Beth closed her eyes and said softly, “It’s all right, Letitia. Whatever’s going on, it’ll be all right somehow.”
“I don’t want to say it!” Ms. Velasquez sobbed.
“You don’t owe her any apologies or explanations!” Dumont growled at the woman. “You know what’s at stake.”
“That sounds like a veiled threat, Mr. Dumont,” Ty said mildly.
“Don’t be absurd,” Dumont retorted. “I only meant that if Letitia does not do the right thing, a murder will go unpunished.”
“Oh, no,” Ty said. “We’ll get to the bottom of this one. Never doubt it.”
“I should think you’ve seen the bottom—as you put it—already,” Dumont rejoined smoothly, but never once during the entire exchange did he look Ty in the eye.
“Some might think that,” Ty replied noncommittally, but he’d suddenly had all of Brandon Dumont that he could stomach for one day—and he wasn’t quite ready to give up on his original game plan just yet. He still might get some important personal questions answered if he played this right. He stashed his pen, flipped the folder closed and got to his feet, sweeping the folder up in his hand. “Paul, why don’t you take Ms. Velasquez downstairs? Give her a minute to collect herself before the stenographer takes her statement.”
Paul was already on his feet and moving around the end of the table to Letitia Velasquez’s chair. “Come with me, ma’am.”
The little housekeeper cast a worried look at Brandon Dumont, then got stoically to her feet, wiping tears from her face with one hand, her old-fashioned patent-leather purse clutched in the other. She glanced guiltily at Beth, then turned her head away and swiftly followed Paul from the room. Beth was glaring daggers at Dumont, who seemed amused. Ty gestured with his free hand toward the room beyond the door at his back.
“I’m going to grab a cup of coffee, then we’ll get down to brass tacks. Can I bring anything for you two?”
Beth shook her head mutely. Dumont curled his lip in an expression of disdain, as if to imply that simple coffee was beneath him, and said sharply, “No, thank you.”
Ty slipped out of the room, pulling the door almost closed. Catching the eye of one of his co-workers, he pantomimed drinking, then pressed his palms together in supplication and jerked his head at the interrogation room door. An understanding nod and quick movement in the direction of the coffeepot parked in an out-of-the-way corner was his answer. Ty stepped to one side of the door, put his back to the wall and waited.
Beth was the first one to speak. “Why are you doing this, Brandon?”
The smugness of Dumont’s voice made Ty want to slap the cuffs on him. “Why, whatever do you mean, Beth dear?”
“Cut it out, Brandon. We both know you’re trying to frame me for Brianne’s murder.”
“Trying to frame you?” Dumont echoed, slight emphasis on the first word. “Tsk, tsk, Beth, why don’t you just accept your punishment like a good little Maitland and be done with it? Your family will get you off with minimal time, say ten or twenty years, which you’ll probably serve in some walled country club. You know, it’s positively unfair what the rich can get away with.”

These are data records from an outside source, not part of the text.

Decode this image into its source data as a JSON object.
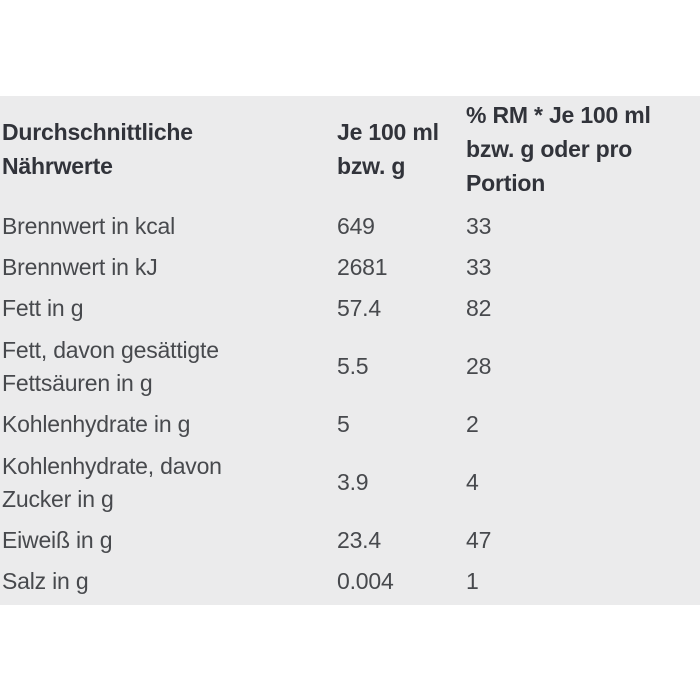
{
  "page": {
    "background_color": "#ffffff",
    "band_background_color": "#ebebec",
    "header_text_color": "#31333a",
    "body_text_color": "#47494d"
  },
  "table": {
    "columns": [
      {
        "label": "Durchschnittliche\nNährwerte"
      },
      {
        "label": "Je 100 ml\nbzw. g"
      },
      {
        "label": "% RM * Je 100 ml\nbzw. g oder pro\nPortion"
      }
    ],
    "rows": [
      {
        "label": "Brennwert in kcal",
        "per_100": "649",
        "rm_percent": "33"
      },
      {
        "label": "Brennwert in kJ",
        "per_100": "2681",
        "rm_percent": "33"
      },
      {
        "label": "Fett in g",
        "per_100": "57.4",
        "rm_percent": "82"
      },
      {
        "label": "Fett, davon gesättigte\nFettsäuren in g",
        "per_100": "5.5",
        "rm_percent": "28"
      },
      {
        "label": "Kohlenhydrate in g",
        "per_100": "5",
        "rm_percent": "2"
      },
      {
        "label": "Kohlenhydrate, davon\nZucker in g",
        "per_100": "3.9",
        "rm_percent": "4"
      },
      {
        "label": "Eiweiß in g",
        "per_100": "23.4",
        "rm_percent": "47"
      },
      {
        "label": "Salz in g",
        "per_100": "0.004",
        "rm_percent": "1"
      }
    ]
  }
}
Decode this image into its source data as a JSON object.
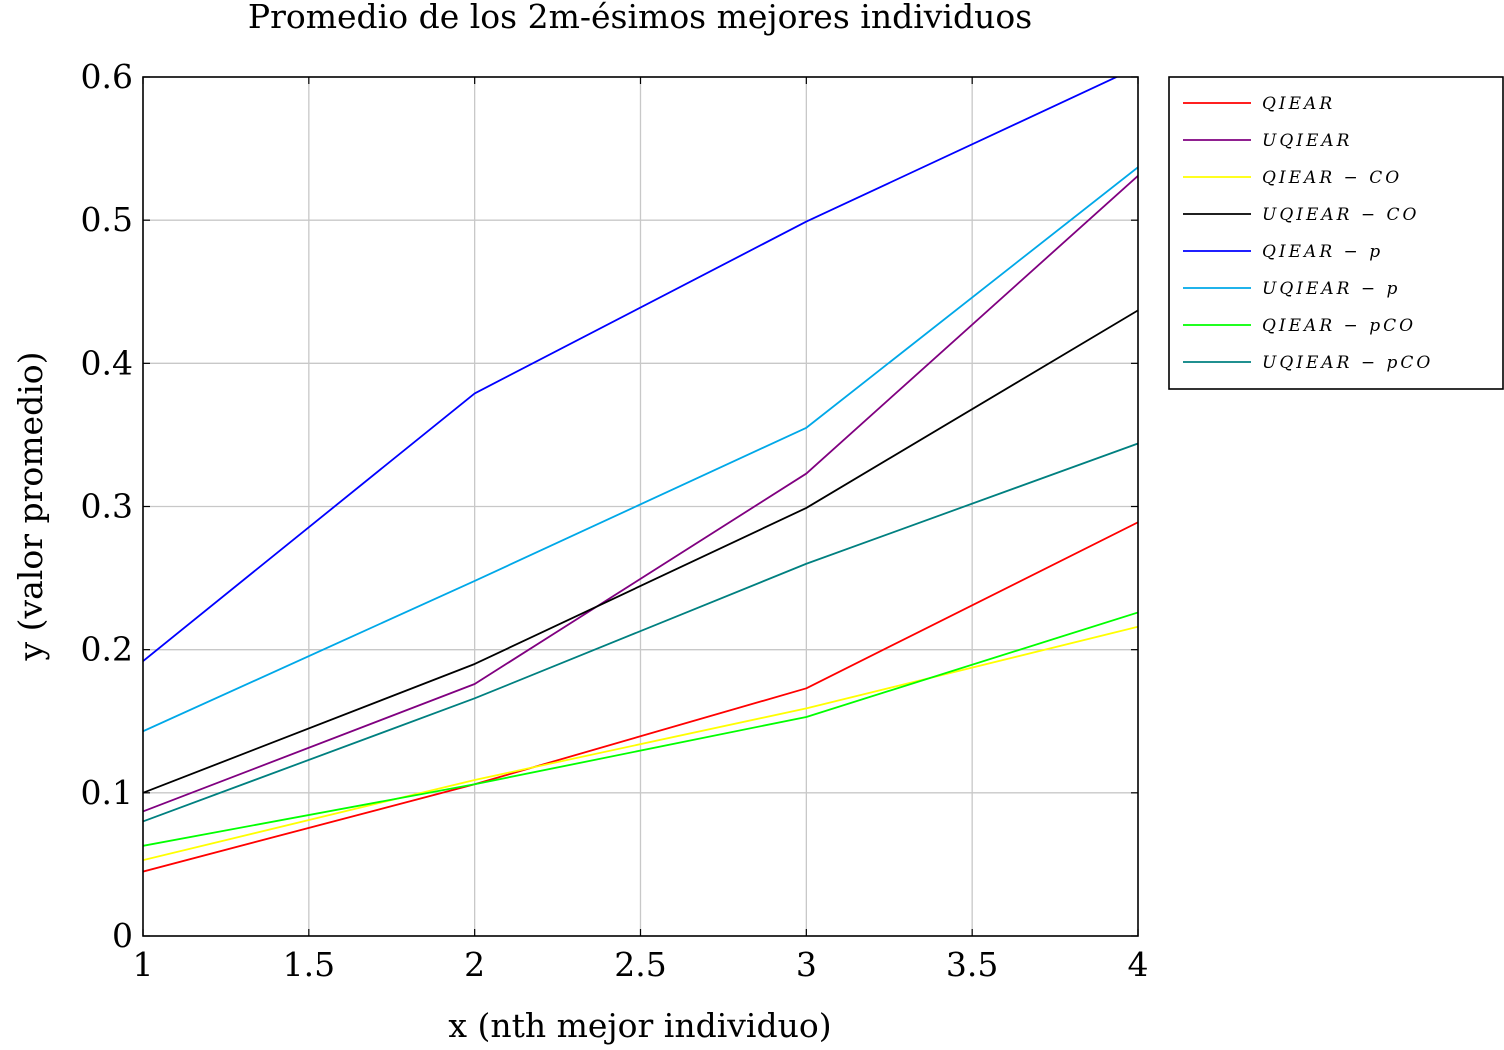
{
  "chart_data": {
    "type": "line",
    "title": "Promedio de los 2m-ésimos mejores individuos",
    "xlabel": "x (nth mejor individuo)",
    "ylabel": "y (valor promedio)",
    "xlim": [
      1,
      4
    ],
    "ylim": [
      0,
      0.6
    ],
    "xticks": [
      1,
      1.5,
      2,
      2.5,
      3,
      3.5,
      4
    ],
    "xtick_labels": [
      "1",
      "1.5",
      "2",
      "2.5",
      "3",
      "3.5",
      "4"
    ],
    "yticks": [
      0,
      0.1,
      0.2,
      0.3,
      0.4,
      0.5,
      0.6
    ],
    "ytick_labels": [
      "0",
      "0.1",
      "0.2",
      "0.3",
      "0.4",
      "0.5",
      "0.6"
    ],
    "grid": true,
    "legend_position": "outside-right-top",
    "x": [
      1,
      2,
      3,
      4
    ],
    "series": [
      {
        "name": "QIEAR",
        "color": "#ff0000",
        "values": [
          0.045,
          0.106,
          0.173,
          0.289
        ]
      },
      {
        "name": "UQIEAR",
        "color": "#800080",
        "values": [
          0.087,
          0.176,
          0.323,
          0.531
        ]
      },
      {
        "name": "QIEAR − CO",
        "color": "#ffff00",
        "values": [
          0.053,
          0.109,
          0.159,
          0.216
        ]
      },
      {
        "name": "UQIEAR − CO",
        "color": "#000000",
        "values": [
          0.1,
          0.19,
          0.299,
          0.437
        ]
      },
      {
        "name": "QIEAR − p",
        "color": "#0000ff",
        "values": [
          0.192,
          0.379,
          0.499,
          0.607
        ]
      },
      {
        "name": "UQIEAR − p",
        "color": "#00a8e8",
        "values": [
          0.143,
          0.248,
          0.355,
          0.537
        ]
      },
      {
        "name": "QIEAR − pCO",
        "color": "#00ff00",
        "values": [
          0.063,
          0.106,
          0.153,
          0.226
        ]
      },
      {
        "name": "UQIEAR − pCO",
        "color": "#008080",
        "values": [
          0.08,
          0.166,
          0.26,
          0.344
        ]
      }
    ]
  }
}
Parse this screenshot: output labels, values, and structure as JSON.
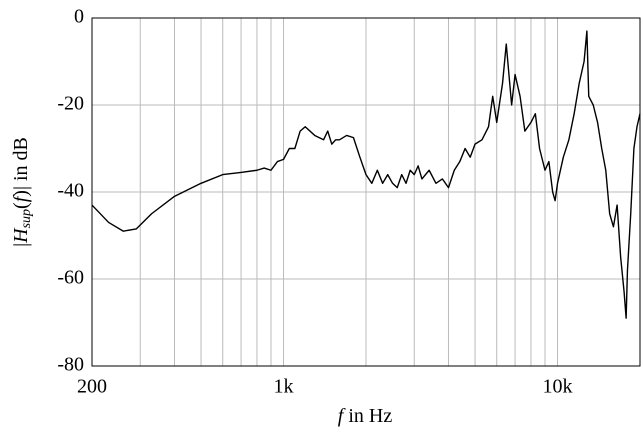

Beth seemed to ignore his taunts. “It’s because I broke up with you, isn’t it. Is your pride that monstrous? Is this my punishment for not loving you, Brandon?”
“Yet you agreed to marry me,” he told her quickly.
“Yes,” she answered slowly. “I wanted to be in love with you. I wanted you to be everything that you seemed then. But the image didn’t hold, Brandon, and do you know why? It’s that desperation in you, that grasping, frantic desperation. Eventually it seeps through the cool, handsome veneer and makes the other person feel…used, a means to an end.”
“Used?” Dumont snarled. “You amused yourself with me, then tossed me aside like so much trash.”
Ty’s ears pricked, and he straightened away from the wall. So Beth Maitland had ended the relationship, just as she claimed. He had felt inclined to believe her before; now he knew she was telling the truth. Too bad what he’d just heard wouldn’t be admissible in court. His co-worker approached with the cup of coffee, and Ty signaled him to silence before he drew near enough to place the cup in Ty’s hand. Ty mouthed, “Thanks,” and turned his ear to the door as the other detective tiptoed away.